We have that hardy inequality dual with power weights is
$$\hspace{20mm}\int_{0}^{\infty} \left( \frac{1}{x}\int_{x}^{\infty} f(t) dt \right)^{p} x^{\alpha} dx \leq \left( \frac{p}{\alpha+1-p} \right)^{p} \int_{0}^{\infty} f(x)^{p}x^{\alpha} dx \hspace{20mm}(1)$$
for $p \geq 1$ and $\alpha>p-1$
I want to prove that the conditions for $p \geq 1$ and $\alpha>p-1$ are essential for (1). I have thought that I could divide it into the following cases:
- Case $0<p<1$ and $\alpha \geq p-1$. I consider the functions $f_{a}(x) = \mathcal{X}_{(a,a+1)}(x)$. So $\frac{1}{x} \int_{x}^{\infty} f_{a}(t)dx = \frac{1}{x}$ for $x\leq a$
$$\int_{0}^{\infty} \left( \frac{1}{x} \int_{x}^{\infty} f_{a}(t)dx \right)^{p}x^{\alpha}dx \geq \int_{0}^{a} x^{\alpha-p}dx = \frac{a^{\alpha-p+1}}{\alpha-p+1} \rightarrow \infty $$
when $a \rightarrow \infty$
- Case $p\geq$ and $\alpha \leq p-1$. I consider the same function $f_{a}$.

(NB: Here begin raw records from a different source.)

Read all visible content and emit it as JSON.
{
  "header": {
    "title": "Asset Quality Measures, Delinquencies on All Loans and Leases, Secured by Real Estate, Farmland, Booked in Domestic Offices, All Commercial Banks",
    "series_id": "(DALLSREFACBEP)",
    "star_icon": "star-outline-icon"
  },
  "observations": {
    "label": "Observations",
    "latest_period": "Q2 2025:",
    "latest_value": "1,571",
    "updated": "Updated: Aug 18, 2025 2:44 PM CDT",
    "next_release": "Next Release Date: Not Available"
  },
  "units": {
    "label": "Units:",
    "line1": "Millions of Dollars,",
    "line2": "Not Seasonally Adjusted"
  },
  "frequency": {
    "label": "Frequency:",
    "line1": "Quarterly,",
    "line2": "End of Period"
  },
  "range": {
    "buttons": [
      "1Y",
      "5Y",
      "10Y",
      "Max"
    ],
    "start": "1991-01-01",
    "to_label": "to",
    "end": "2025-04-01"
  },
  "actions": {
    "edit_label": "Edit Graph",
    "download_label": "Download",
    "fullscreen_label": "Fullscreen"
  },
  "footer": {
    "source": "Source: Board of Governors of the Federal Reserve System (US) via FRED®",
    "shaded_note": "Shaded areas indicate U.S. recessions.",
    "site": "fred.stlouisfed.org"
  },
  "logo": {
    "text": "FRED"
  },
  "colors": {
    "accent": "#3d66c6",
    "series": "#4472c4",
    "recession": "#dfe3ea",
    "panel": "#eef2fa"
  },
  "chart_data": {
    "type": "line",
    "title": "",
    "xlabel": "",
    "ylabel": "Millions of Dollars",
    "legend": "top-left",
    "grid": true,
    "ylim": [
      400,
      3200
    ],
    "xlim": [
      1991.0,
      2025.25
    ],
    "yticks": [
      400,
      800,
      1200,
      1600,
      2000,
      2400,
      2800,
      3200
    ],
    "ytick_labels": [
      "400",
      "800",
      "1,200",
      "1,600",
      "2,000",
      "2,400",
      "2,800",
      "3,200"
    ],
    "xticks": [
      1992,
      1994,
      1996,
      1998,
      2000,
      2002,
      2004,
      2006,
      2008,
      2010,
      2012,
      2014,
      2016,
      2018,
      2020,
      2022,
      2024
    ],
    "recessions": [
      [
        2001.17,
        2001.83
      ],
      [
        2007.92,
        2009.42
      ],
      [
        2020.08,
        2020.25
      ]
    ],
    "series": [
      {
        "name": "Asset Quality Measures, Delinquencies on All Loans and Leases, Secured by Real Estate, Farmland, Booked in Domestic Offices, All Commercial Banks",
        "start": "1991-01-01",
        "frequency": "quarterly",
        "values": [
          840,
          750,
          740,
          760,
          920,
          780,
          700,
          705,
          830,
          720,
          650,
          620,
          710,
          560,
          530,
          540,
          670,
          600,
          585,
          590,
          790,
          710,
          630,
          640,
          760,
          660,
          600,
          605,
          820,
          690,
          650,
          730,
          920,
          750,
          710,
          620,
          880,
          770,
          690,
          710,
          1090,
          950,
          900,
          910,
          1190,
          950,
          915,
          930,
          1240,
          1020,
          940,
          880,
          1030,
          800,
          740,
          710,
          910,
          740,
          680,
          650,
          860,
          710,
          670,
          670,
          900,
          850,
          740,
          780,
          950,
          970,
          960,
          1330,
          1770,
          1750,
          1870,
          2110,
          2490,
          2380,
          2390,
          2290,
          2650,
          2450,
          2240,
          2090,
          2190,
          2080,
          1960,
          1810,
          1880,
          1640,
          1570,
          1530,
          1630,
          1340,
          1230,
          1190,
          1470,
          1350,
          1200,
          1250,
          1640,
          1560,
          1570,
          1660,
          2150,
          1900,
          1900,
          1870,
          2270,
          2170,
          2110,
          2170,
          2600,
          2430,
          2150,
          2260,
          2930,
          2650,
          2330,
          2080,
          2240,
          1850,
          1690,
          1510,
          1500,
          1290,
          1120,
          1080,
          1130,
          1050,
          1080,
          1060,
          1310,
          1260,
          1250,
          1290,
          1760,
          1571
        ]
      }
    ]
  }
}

$$\int_{0}^{\infty} \left( \frac{1}{x} \int_{x}^{\infty} f_{a}(t)dx \right)^{p}x^{\alpha}dx \geq \int_{0}^{a} x^{\alpha-p}dx $$
and how $ \alpha \leq p-1 $ then $ \alpha -p\leq -1 $then is divergent.
would it be alright?
Thanks in advance.
Your last calculation is incorrect. If $\beta \le -1$ the improper integral $\int_0^a x^\beta\, dx$ is divergent. Apply this to $\beta = \alpha - p$.